A U.S. military officer said Tuesday that a major missile defense exercise staged by American and Israeli forces will help the development of a planned NATO missile shield for Europe.

Some 2,000 U.S. and Israeli personnel are holding maneuvers this week and next to test technology that would protect Israel from a missile attack, setting up radar arrays along the coast and deploying naval vessels offshore. The allies plan to conduct a live-fire test during the exercise.

U.S. Army Col. Tony English told reporters visiting a coastal battery on the edge of Tel Aviv on Tuesday that it was the first major exercise integrating THAAD and Patriot ground-to-air missiles and the ship-launched Aegis system.
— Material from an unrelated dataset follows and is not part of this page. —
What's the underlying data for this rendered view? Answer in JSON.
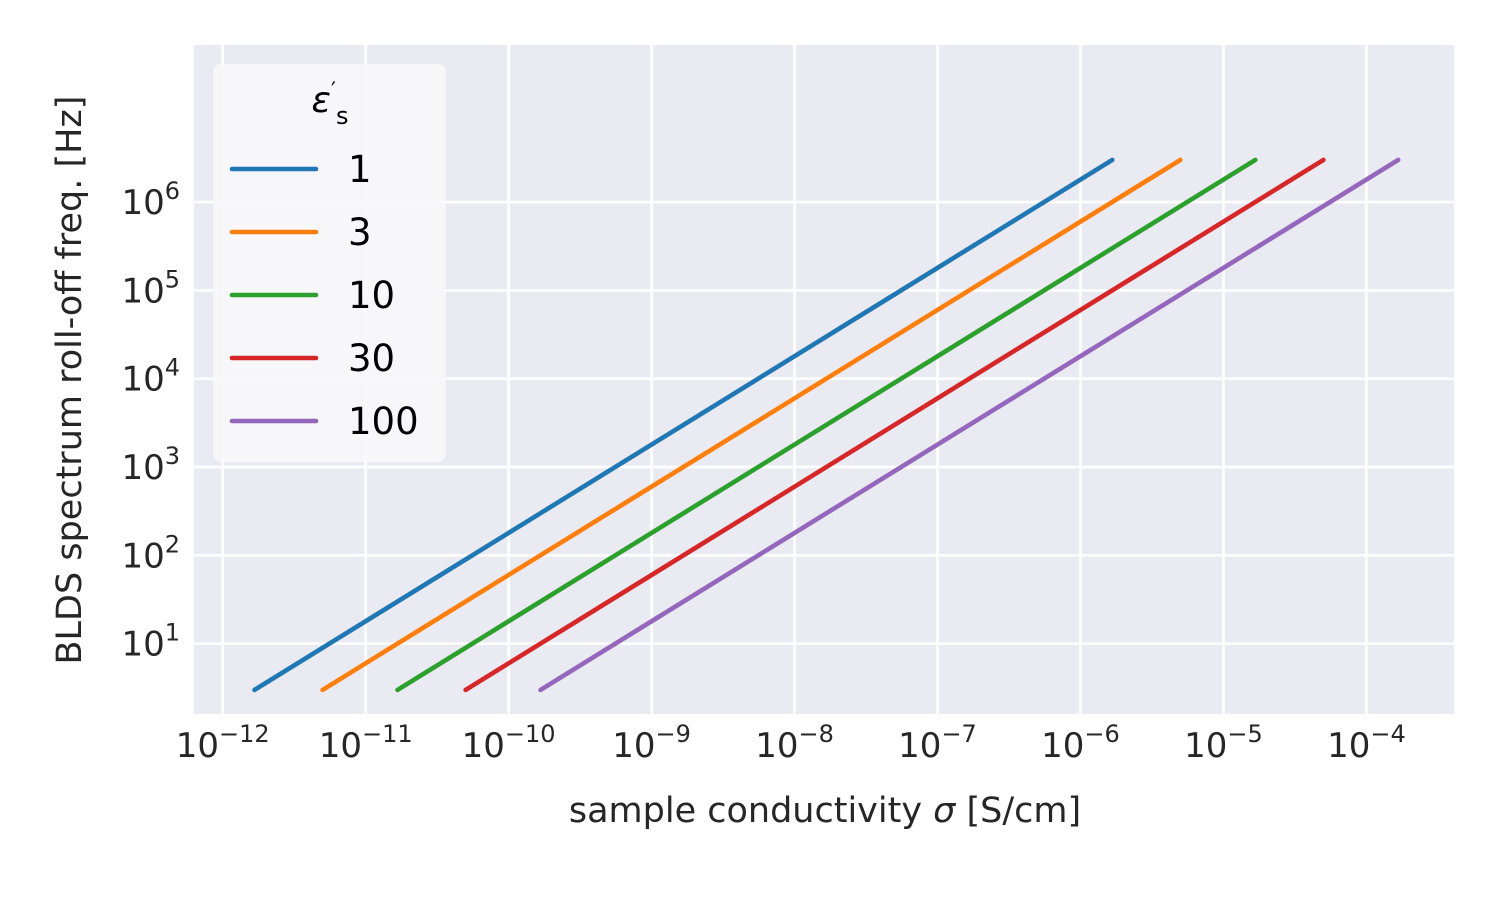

"This is the most complete air missile defense system we've ever done anywhere in the world," he said.

President Barack Obama announced last month that he was scrapping a Bush-era plan which would have put missile interceptors in Poland and the Czech Republic, a program deeply opposed by nearby Russia.

In its place he proposed a reduced missile system linked to NATO. The Poles and the Czechs have said they will take part.

NATO has praised the proposal as offering a defense from potential Iranian missile threats.

The plan calls for U.S. Navy ships equipped with anti-missile weapons to form a front line of defense in the eastern Mediterranean. Those would be combined with land-based anti-missile systems to be placed in Europe.

In Tel Aviv, English said the U.S.-Israeli exercise, codenamed Juniper Cobra 10, would benefit a future European deployment.

"We're going to learn a lot of lessons here that will definitely apply to that later system," he said.